Most of the traditional valuation methods likely underestimate the true cost

The race is on to reduce greenhouse gas emissions and fight climate change. But does the global economy have the finances needed to achieve net zero emissions?

McKinsey’s The Net-Zero Transition report published in January gives us an in-depth perspective in terms of the cost associated with net zero by 2050 so as to keep the average global temperature rise below 1.5 degrees Celsius.

Around 450 financial institutions and asset managers with over US$130 trillion of assets on their balance sheet made net zero pledges at the United Nations climate conference or COP26 in Glasgow late last year. The pledges are powerful but the question is whether they can follow through.

The McKinsey report puts it bluntly. To achieve net zero emissions by 2050 would require substantial capital allocation by governments and the private sector to transform the global economy – approximately US$9.2 trillion in annual spending on physical assets in energy and land use systems over the next 28 years. The net zero scenario has been estimated to cost around 7.5 per cent of global gross domestic product, while the increase in spending required over current levels works out to around half of all corporate profits and one-quarter of all tax revenues in 2020!

History repeating itself

Nine years ago, McKinsey estimated that Southeast Asia needed US$8 trillion for infrastructure capital spending between 2010 and 2020, with a growing need for innovative private sector financing solutions to meet any financing gaps. But in a 2018 update, the available infrastructure funding for projects in Asia was 10 per cent of what was needed.

Are we biting off more than we can chew when it comes to all these lofty spending targets, once in infrastructure spending and now in net zero emissions? Shouldn’t experts across the board be looking at the net zero targets and financials once again and then proposing feasible solutions such that we don’t end up with another financing gap?

Valuation

As business schools taught us, you cannot manage what you cannot measure. How does one go about estimating the costs associated with net zero? The standard MBA textbook approach to estimating costs is net present value (NPV), which is based on the time value adjusted costs and revenues over the period under consideration, say 2022 to 2050.

NPV, however, does not give you the flexibility to adjust investment decisions or defer an investment to a later date, also known as the flexibility option. It is hence our view that most traditional methods will likely underestimate the true cost of attaining net zero.

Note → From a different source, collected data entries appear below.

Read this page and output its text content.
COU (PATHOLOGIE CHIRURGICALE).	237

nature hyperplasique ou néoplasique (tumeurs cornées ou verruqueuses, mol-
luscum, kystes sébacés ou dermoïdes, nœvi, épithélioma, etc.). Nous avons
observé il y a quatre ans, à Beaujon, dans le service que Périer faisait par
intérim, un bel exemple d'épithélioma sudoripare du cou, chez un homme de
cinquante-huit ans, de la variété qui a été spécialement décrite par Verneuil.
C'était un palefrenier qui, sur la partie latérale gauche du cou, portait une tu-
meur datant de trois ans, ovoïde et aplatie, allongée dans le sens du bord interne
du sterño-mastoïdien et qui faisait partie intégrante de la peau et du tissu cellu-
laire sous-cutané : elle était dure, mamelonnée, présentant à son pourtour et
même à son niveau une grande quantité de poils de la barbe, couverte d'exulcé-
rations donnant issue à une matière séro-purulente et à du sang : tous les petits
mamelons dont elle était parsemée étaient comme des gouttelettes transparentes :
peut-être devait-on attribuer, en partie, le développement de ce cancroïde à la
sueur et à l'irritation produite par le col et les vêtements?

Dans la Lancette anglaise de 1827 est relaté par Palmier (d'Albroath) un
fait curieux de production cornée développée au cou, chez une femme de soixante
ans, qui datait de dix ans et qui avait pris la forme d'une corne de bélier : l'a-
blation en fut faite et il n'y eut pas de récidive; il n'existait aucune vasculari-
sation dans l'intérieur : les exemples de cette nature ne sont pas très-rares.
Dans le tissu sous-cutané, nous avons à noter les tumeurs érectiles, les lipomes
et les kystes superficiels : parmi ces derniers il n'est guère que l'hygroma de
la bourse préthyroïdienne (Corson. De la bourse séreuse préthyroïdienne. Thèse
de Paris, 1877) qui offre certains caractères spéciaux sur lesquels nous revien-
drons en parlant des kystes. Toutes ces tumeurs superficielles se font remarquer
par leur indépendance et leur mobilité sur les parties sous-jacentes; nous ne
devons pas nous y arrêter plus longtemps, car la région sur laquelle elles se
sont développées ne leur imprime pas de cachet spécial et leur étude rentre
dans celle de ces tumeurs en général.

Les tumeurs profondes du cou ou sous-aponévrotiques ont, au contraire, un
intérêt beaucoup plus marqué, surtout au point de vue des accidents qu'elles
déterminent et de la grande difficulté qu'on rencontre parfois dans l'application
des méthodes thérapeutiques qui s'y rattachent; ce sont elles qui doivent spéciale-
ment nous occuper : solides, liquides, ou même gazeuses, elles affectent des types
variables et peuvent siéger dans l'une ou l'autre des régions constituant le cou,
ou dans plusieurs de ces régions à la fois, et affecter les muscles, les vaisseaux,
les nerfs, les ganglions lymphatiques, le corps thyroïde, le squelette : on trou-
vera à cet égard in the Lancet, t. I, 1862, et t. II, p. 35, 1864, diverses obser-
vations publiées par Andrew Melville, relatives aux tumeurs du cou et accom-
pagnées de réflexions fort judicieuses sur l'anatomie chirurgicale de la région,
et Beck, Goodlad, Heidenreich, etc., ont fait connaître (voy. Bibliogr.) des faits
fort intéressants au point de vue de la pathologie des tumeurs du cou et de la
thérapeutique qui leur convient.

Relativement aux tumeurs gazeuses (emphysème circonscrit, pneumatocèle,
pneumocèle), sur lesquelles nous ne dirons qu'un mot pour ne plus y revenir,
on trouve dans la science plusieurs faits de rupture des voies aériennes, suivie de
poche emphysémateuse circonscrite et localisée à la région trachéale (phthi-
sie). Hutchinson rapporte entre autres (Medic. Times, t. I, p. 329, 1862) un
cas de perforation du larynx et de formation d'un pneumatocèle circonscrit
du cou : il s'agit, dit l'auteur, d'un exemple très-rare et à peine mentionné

An alternative valuation approach could be real options analysis (ROA), which accommodates changes that may arise due to the uncertainties of an ever-changing world. The classic capital budgeting approach such as NPV ignores these features, whereas ROA recognises the ability to adapt in response to these changes. Some of the net zero projects are of high risk and are irreversible; ROA is hence directly applicable in this scenario. In fact, traditional valuation methods could potentially lead to sub-optimal net zero investment decisions.

Net zero also cannot be simultaneously reached for all groups since there are high emitters and low emitters in a group. Low emitters will likely reach it earlier than high emitters if they have sufficient resources and funding. The costs associated with high emitters achieving net zero would be substantial relative to low emitters.

Aside from this, the biggest problem isn’t the ambition to get to net zero, but how we get there. How should high emitters such as India and China, get to net zero in a feasible and efficient manner? India, for example, could focus on decarbonising its electricity sector. Soaring energy prices can also help support the financial attractiveness of clean energy generation.

Opportunities for asset managers

Climate change is creating new forms of investment opportunities and financial risks that asset owners and asset managers need to consider when allocating capital. It is imperative that asset managers consider the disclosure of climate investments and risks since they transform to investment risk in their books, and need to be measured, sized and scoped.

Asset managers need to be part of the global economic transformation conversation and not just be writing up investment policy statements that simply echo the net zero pledges.

Walking the talk

To move the needle on climate action, mainstream economies need to get in step with climate science. Countries – and the asset management industry – should therefore not lose sight of the substantial economic benefits from investments in decarbonisation. It also means walking the talk. As fiduciaries, asset managers should avoid greenwashing and excessive public relations stunts involving sustainable and net zero investing.

We need a joint all-of-government, academic and private sector effort to establish proper estimates of costs, set reasonable targets commensurate with those costs, disclose well-defined risks so that investors are aware of them, form economic policy that considers the urgency of climate issues and provides the appropriate “nudges”, and calculate economic growth adjusted for emissions such that it gives a true picture of the state of the global economy and helps guide sound, science-based public policy.